Hearing loss has long been attributed to the reduction of functionality of the hair cells in the cochlea. The founders of Decibel, however, have found that the synapses inside the ear are often also at fault in hearing loss. So, with this new understanding of the circuitry of hearing, Decibel has a threefold approach to developing its line of drugs:

1) Protecting children on chemotherapeutics, or those with cystic fibrosis taking immunoglycosides. These are both regimens that cause hearing loss, and Decibel is developing a prophylactic approach.

2) Going after the synapse apparatus, which is often impacted in noise-induced hearing loss. The idea is to potentially administer an antibody after an injury that can restore functional hearing.

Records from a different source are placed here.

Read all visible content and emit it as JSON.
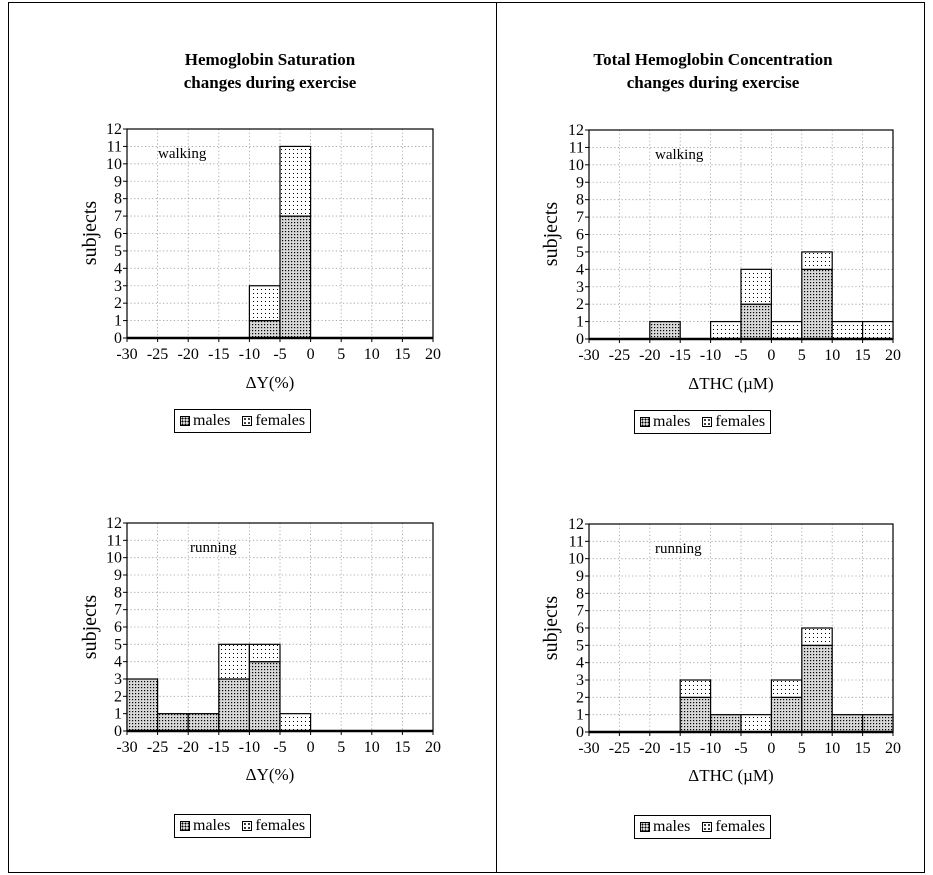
{
  "titles": {
    "left": [
      "Hemoglobin Saturation",
      "changes during exercise"
    ],
    "right": [
      "Total Hemoglobin Concentration",
      "changes during exercise"
    ]
  },
  "legend": {
    "males": "males",
    "females": "females"
  },
  "colors": {
    "axis": "#000000",
    "grid": "#9a9a9a",
    "male_fill": "#d8d8d8",
    "female_fill": "#ffffff"
  },
  "chart_data": [
    {
      "type": "bar",
      "stacked": true,
      "panel": "walking-saturation",
      "annotation": "walking",
      "xlabel": "ΔY(%)",
      "ylabel": "subjects",
      "bins": [
        -30,
        -25,
        -20,
        -15,
        -10,
        -5,
        0,
        5,
        10,
        15
      ],
      "bin_width": 5,
      "series": [
        {
          "name": "males",
          "values": [
            0,
            0,
            0,
            0,
            1,
            7,
            0,
            0,
            0,
            0
          ]
        },
        {
          "name": "females",
          "values": [
            0,
            0,
            0,
            0,
            2,
            4,
            0,
            0,
            0,
            0
          ]
        }
      ],
      "xlim": [
        -30,
        20
      ],
      "ylim": [
        0,
        12
      ],
      "xticks": [
        -30,
        -25,
        -20,
        -15,
        -10,
        -5,
        0,
        5,
        10,
        15,
        20
      ],
      "yticks": [
        0,
        1,
        2,
        3,
        4,
        5,
        6,
        7,
        8,
        9,
        10,
        11,
        12
      ],
      "grid": true,
      "legend_position": "bottom-center"
    },
    {
      "type": "bar",
      "stacked": true,
      "panel": "walking-thc",
      "annotation": "walking",
      "xlabel": "ΔTHC (µM)",
      "ylabel": "subjects",
      "bins": [
        -30,
        -25,
        -20,
        -15,
        -10,
        -5,
        0,
        5,
        10,
        15
      ],
      "bin_width": 5,
      "series": [
        {
          "name": "males",
          "values": [
            0,
            0,
            1,
            0,
            0,
            2,
            0,
            4,
            0,
            0
          ]
        },
        {
          "name": "females",
          "values": [
            0,
            0,
            0,
            0,
            1,
            2,
            1,
            1,
            1,
            1
          ]
        }
      ],
      "xlim": [
        -30,
        20
      ],
      "ylim": [
        0,
        12
      ],
      "xticks": [
        -30,
        -25,
        -20,
        -15,
        -10,
        -5,
        0,
        5,
        10,
        15,
        20
      ],
      "yticks": [
        0,
        1,
        2,
        3,
        4,
        5,
        6,
        7,
        8,
        9,
        10,
        11,
        12
      ],
      "grid": true,
      "legend_position": "bottom-center"
    },
    {
      "type": "bar",
      "stacked": true,
      "panel": "running-saturation",
      "annotation": "running",
      "xlabel": "ΔY(%)",
      "ylabel": "subjects",
      "bins": [
        -30,
        -25,
        -20,
        -15,
        -10,
        -5,
        0,
        5,
        10,
        15
      ],
      "bin_width": 5,
      "series": [
        {
          "name": "males",
          "values": [
            3,
            1,
            1,
            3,
            4,
            0,
            0,
            0,
            0,
            0
          ]
        },
        {
          "name": "females",
          "values": [
            0,
            0,
            0,
            2,
            1,
            1,
            0,
            0,
            0,
            0
          ]
        }
      ],
      "xlim": [
        -30,
        20
      ],
      "ylim": [
        0,
        12
      ],
      "xticks": [
        -30,
        -25,
        -20,
        -15,
        -10,
        -5,
        0,
        5,
        10,
        15,
        20
      ],
      "yticks": [
        0,
        1,
        2,
        3,
        4,
        5,
        6,
        7,
        8,
        9,
        10,
        11,
        12
      ],
      "grid": true,
      "legend_position": "bottom-center"
    },
    {
      "type": "bar",
      "stacked": true,
      "panel": "running-thc",
      "annotation": "running",
      "xlabel": "ΔTHC (µM)",
      "ylabel": "subjects",
      "bins": [
        -30,
        -25,
        -20,
        -15,
        -10,
        -5,
        0,
        5,
        10,
        15
      ],
      "bin_width": 5,
      "series": [
        {
          "name": "males",
          "values": [
            0,
            0,
            0,
            2,
            1,
            0,
            2,
            5,
            1,
            1
          ]
        },
        {
          "name": "females",
          "values": [
            0,
            0,
            0,
            1,
            0,
            1,
            1,
            1,
            0,
            0
          ]
        }
      ],
      "xlim": [
        -30,
        20
      ],
      "ylim": [
        0,
        12
      ],
      "xticks": [
        -30,
        -25,
        -20,
        -15,
        -10,
        -5,
        0,
        5,
        10,
        15,
        20
      ],
      "yticks": [
        0,
        1,
        2,
        3,
        4,
        5,
        6,
        7,
        8,
        9,
        10,
        11,
        12
      ],
      "grid": true,
      "legend_position": "bottom-center"
    }
  ]
}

3) Chasing the patient population that use cochlear implants to improve hearing – because it’s thus far an inadequate solution. The idea here is to develop a therapeutic that has a direct impact on neuronal growth – modulating the circuitry to protect and restore synapses.

The research comes from a number of top hearing loss experts, including Harvard Medical School’s M. Charles Liberman, University of Michigan’s Gabriel Corfas, Ulrich Müller of Scripps Research Institute and Albert Edge of Massachusetts Eye and Ear.

“There are really no therapeutic approaches today to hearing loss,” Starr said. “Hearing loss is one of these great untapped frontiers. What we’re excited about at Third Rock is the science has now elucidated approaches that allow us to make an impact on hundreds of millions of patients.”